I think I mentioned that I did everything wrong. Case in point: I didn't prime before I started painting the walls. This gold color didn't cover over the blotchy aquamarine very well at all. I ended up putting 15 coats on the wall and using some three gallons of paint. Yeah, I made all the mistakes and then some.


More pictures...


Here's about the only section of the floor where you can catch a glimpse of the design. It's a compass motif. The bed covers almost all of it, but it's totally there.

3. The Main Room

Another nice sconce. This guy fell during the 2001 earthquake but was only slightly damaged. He did manage to take a pretty big chunk out of the floor, though.


This is the far side of the room with faux-marble, mirrors (they do make the room seem larger!) and photos.


More faux-marble and another sconce.


This is the basic grid pattern of the main room floor. It was super-difficult to measure off, because the dimensions of the space are irregular, plus the floor slants and it's also warped in places.


The is the design at the center of the room. This wasn't all that difficult to do, which means that I didn't make it complicated enough.

So there you have it, my place. I guess you can tell that it pretty cluttered. I've lived in this apartment since 1992 (and in the building since 1990) and I'll tell you something: life is an accumulation. I've tried to keep the level of stuff to a minimum, but it creeps back up after a fashion. Anyhow, just remember that if you want your place featured on this and the P-I's blog, email me at InsideOutTNG@hotmail.com.

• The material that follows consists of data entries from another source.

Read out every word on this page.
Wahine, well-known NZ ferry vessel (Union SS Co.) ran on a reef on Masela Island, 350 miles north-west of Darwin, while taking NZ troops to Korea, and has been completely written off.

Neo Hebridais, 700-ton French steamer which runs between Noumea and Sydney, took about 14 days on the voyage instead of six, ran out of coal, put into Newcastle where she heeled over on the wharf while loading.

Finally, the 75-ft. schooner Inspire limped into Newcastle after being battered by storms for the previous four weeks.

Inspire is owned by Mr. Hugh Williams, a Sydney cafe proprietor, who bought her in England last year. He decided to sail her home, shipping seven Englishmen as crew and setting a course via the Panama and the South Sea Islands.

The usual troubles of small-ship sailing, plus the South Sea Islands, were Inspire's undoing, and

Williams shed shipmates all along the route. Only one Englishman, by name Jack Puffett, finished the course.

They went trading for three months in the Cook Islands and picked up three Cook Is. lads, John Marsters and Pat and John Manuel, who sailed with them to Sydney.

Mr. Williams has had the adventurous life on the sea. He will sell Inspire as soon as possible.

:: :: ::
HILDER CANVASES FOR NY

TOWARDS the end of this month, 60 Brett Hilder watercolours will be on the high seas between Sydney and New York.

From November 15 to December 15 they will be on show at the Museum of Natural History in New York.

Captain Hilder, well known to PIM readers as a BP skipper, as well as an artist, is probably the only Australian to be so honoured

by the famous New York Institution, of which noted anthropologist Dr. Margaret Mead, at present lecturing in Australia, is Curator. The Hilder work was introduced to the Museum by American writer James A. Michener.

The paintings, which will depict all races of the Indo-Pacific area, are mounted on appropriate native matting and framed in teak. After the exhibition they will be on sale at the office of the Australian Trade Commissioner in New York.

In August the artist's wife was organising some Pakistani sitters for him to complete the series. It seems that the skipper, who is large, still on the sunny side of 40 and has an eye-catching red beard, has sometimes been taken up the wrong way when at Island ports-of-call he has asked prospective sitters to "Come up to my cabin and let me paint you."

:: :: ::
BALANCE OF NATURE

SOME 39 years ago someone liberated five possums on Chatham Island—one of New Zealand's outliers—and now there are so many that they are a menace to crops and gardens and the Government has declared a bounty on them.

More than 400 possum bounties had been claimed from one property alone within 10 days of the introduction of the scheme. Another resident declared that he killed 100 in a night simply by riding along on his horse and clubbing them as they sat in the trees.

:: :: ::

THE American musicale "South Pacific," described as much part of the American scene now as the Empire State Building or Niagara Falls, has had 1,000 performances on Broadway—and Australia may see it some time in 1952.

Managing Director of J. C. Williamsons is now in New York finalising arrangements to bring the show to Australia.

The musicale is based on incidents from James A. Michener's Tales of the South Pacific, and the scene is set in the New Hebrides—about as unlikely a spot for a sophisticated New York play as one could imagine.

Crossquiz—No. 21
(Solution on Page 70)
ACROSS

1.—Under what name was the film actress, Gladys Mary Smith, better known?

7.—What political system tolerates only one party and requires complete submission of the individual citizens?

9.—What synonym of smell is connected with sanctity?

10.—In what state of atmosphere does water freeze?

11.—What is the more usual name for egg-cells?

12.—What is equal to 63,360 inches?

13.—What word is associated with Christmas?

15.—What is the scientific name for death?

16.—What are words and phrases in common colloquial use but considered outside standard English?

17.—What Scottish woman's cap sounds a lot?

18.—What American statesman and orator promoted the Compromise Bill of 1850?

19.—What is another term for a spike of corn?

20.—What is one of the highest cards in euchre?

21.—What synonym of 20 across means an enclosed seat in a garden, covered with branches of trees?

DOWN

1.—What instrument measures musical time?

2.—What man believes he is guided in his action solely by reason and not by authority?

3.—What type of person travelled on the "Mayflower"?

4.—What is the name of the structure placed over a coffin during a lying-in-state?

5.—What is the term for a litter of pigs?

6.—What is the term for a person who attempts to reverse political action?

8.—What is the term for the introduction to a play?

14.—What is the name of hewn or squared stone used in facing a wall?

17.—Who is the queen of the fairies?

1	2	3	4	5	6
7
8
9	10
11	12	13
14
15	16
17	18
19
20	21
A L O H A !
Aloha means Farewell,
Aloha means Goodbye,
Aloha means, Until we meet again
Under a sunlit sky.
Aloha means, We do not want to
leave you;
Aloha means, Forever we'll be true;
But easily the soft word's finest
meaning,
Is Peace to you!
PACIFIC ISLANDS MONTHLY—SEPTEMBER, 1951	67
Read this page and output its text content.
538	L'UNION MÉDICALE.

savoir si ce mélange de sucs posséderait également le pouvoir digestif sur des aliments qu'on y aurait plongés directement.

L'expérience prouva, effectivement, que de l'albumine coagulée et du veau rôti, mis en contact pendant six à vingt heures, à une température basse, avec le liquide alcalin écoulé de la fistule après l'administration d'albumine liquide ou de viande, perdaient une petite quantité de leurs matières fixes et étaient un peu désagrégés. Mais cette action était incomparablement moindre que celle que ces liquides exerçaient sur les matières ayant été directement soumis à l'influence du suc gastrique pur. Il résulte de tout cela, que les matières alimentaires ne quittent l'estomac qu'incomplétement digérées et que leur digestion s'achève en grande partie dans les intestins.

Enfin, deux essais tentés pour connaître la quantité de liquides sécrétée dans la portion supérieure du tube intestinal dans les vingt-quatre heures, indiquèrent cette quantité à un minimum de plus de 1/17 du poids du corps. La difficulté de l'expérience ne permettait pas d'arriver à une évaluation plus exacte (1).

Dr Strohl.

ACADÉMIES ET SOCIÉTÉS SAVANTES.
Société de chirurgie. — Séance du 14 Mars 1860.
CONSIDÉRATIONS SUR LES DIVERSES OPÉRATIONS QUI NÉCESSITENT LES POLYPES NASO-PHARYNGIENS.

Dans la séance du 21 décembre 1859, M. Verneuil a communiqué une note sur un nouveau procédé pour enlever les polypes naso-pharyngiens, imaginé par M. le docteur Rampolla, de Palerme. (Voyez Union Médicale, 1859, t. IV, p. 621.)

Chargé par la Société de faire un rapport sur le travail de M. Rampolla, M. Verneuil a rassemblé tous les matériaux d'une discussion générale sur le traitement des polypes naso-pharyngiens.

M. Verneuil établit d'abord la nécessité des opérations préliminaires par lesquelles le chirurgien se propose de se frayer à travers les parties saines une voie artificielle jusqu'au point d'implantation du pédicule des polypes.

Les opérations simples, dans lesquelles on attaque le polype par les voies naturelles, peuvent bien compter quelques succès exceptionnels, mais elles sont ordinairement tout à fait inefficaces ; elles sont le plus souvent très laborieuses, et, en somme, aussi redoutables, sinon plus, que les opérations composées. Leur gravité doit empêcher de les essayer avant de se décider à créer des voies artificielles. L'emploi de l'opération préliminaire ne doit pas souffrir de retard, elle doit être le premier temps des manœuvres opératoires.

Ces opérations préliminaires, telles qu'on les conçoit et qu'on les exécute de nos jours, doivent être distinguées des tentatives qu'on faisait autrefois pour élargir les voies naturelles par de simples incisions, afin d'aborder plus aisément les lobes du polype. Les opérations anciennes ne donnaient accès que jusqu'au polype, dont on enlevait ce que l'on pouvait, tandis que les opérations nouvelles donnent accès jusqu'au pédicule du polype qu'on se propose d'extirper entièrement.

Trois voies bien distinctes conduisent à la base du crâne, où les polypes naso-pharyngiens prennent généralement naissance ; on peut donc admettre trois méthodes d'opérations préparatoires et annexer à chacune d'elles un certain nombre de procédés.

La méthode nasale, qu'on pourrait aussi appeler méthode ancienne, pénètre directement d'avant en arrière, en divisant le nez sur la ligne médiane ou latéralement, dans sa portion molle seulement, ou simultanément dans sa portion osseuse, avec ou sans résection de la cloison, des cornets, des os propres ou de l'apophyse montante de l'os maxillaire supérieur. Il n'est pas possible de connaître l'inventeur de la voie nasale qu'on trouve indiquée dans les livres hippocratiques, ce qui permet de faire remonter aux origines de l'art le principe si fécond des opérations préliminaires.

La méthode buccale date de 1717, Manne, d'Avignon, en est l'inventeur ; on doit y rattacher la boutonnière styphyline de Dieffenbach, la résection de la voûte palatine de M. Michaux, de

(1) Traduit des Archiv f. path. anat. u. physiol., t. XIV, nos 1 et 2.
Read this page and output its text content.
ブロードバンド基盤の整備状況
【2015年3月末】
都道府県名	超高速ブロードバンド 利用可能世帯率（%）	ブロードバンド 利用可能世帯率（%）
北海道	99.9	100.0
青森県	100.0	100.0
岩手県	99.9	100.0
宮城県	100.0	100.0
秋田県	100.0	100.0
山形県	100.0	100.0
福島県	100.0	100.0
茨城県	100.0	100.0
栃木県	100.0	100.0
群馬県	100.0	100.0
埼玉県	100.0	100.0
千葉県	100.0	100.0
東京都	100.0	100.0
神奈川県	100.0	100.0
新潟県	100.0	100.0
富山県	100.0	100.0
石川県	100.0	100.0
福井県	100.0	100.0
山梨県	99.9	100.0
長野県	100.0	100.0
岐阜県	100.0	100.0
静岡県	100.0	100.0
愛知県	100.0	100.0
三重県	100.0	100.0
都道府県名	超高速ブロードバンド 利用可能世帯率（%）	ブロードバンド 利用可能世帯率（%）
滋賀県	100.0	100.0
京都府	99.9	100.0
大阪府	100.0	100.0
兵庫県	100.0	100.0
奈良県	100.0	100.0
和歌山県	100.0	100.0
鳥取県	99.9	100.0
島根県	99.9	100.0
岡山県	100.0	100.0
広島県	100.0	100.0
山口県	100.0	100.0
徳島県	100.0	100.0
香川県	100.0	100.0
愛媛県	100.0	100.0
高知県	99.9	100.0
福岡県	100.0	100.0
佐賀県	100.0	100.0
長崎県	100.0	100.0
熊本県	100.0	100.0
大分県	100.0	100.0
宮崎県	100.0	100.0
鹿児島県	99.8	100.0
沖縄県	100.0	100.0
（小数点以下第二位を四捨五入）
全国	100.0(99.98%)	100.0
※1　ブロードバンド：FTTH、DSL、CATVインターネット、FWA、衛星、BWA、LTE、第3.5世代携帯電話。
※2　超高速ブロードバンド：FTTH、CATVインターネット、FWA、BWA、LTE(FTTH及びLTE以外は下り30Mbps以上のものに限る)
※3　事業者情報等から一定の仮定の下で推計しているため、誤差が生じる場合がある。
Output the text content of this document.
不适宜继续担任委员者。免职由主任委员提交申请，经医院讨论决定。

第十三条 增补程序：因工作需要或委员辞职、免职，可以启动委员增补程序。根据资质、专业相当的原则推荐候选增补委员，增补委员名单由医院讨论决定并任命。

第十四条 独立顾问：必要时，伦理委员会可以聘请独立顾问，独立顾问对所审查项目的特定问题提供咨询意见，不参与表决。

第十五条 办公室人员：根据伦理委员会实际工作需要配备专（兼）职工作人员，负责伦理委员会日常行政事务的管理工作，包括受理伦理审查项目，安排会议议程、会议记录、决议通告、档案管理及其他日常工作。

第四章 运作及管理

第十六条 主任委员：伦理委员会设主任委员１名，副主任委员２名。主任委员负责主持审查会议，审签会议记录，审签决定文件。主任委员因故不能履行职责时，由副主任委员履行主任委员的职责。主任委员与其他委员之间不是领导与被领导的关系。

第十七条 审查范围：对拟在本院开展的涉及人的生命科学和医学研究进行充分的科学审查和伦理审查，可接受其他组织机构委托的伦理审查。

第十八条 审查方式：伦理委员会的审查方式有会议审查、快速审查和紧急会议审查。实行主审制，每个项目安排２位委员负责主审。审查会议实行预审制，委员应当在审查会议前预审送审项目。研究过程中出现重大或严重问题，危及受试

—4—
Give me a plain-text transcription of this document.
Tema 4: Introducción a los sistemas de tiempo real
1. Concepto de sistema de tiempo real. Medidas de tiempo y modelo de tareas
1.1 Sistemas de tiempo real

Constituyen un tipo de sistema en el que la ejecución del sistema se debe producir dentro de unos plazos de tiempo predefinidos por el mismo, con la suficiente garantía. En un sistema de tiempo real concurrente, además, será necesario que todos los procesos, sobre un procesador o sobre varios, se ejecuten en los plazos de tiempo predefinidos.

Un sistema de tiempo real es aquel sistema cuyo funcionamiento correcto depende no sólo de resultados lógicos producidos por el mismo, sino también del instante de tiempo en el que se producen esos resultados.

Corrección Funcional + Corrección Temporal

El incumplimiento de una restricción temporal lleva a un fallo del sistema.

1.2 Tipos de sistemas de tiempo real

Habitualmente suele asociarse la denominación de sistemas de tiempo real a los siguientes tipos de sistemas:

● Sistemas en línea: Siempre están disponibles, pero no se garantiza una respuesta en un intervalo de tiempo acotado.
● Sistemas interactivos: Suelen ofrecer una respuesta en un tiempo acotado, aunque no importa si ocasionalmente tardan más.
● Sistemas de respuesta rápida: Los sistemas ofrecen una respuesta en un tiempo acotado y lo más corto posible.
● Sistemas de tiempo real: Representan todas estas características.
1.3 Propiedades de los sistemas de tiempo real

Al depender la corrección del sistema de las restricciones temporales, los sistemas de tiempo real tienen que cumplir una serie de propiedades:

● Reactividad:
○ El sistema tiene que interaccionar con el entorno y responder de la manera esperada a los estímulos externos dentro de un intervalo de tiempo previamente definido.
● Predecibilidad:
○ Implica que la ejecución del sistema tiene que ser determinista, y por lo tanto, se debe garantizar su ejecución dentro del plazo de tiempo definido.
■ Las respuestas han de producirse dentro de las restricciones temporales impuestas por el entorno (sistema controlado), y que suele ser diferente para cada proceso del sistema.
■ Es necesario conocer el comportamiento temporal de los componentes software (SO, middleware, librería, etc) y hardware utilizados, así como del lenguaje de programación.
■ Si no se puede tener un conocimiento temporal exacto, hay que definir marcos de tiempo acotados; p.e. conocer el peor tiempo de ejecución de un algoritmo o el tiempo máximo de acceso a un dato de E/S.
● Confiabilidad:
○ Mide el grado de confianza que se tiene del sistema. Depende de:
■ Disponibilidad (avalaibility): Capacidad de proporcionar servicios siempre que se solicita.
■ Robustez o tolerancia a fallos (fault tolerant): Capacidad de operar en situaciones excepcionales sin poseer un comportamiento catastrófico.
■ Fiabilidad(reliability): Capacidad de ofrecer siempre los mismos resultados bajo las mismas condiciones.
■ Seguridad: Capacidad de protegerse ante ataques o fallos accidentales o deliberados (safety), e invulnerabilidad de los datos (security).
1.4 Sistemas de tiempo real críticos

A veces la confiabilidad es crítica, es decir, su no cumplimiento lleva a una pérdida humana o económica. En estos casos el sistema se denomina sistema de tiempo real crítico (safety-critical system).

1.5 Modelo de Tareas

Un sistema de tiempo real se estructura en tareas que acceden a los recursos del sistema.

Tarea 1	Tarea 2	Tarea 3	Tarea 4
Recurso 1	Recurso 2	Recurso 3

By the way, my apartment does actually have both a kitchen and a bathroom, but those spaces are more functionally decorated. In other words, they're not ornate.

5 comments:

janeofearth said...

Looks beautiful! Although my place was built in the 20's it's not nearly as exciting. Just pretty moulding.

Jim said...

Great interior shots. I like the golden stucco effect - very Viennese. I hope the Belltown Inside/Out returns. You should talk to those kind folks at the William Tell.

clark said...

Belltown Inside/Out was originally a promotion for condo developers, then revived in smaller scale by the local Scientology branch. It wasn't an organic neighborly thing. And that was its problem. Any revival should be done AS an organic neighborly thing.

Anonymous said...

I remember your apartment from 1982-83 ish and it certainly didn't look like this. In fact, it was a mess like most of the apts there.
I wish David Millpointer, who has lived there for ages, would post pics of his apt. It was far out even back then. He got me interested in collecting art glass and strange objects.
Your place looks very cool now. Wouldn't mind living there myself.

Yes, this is Linda Lathrop, the old building manager at that time.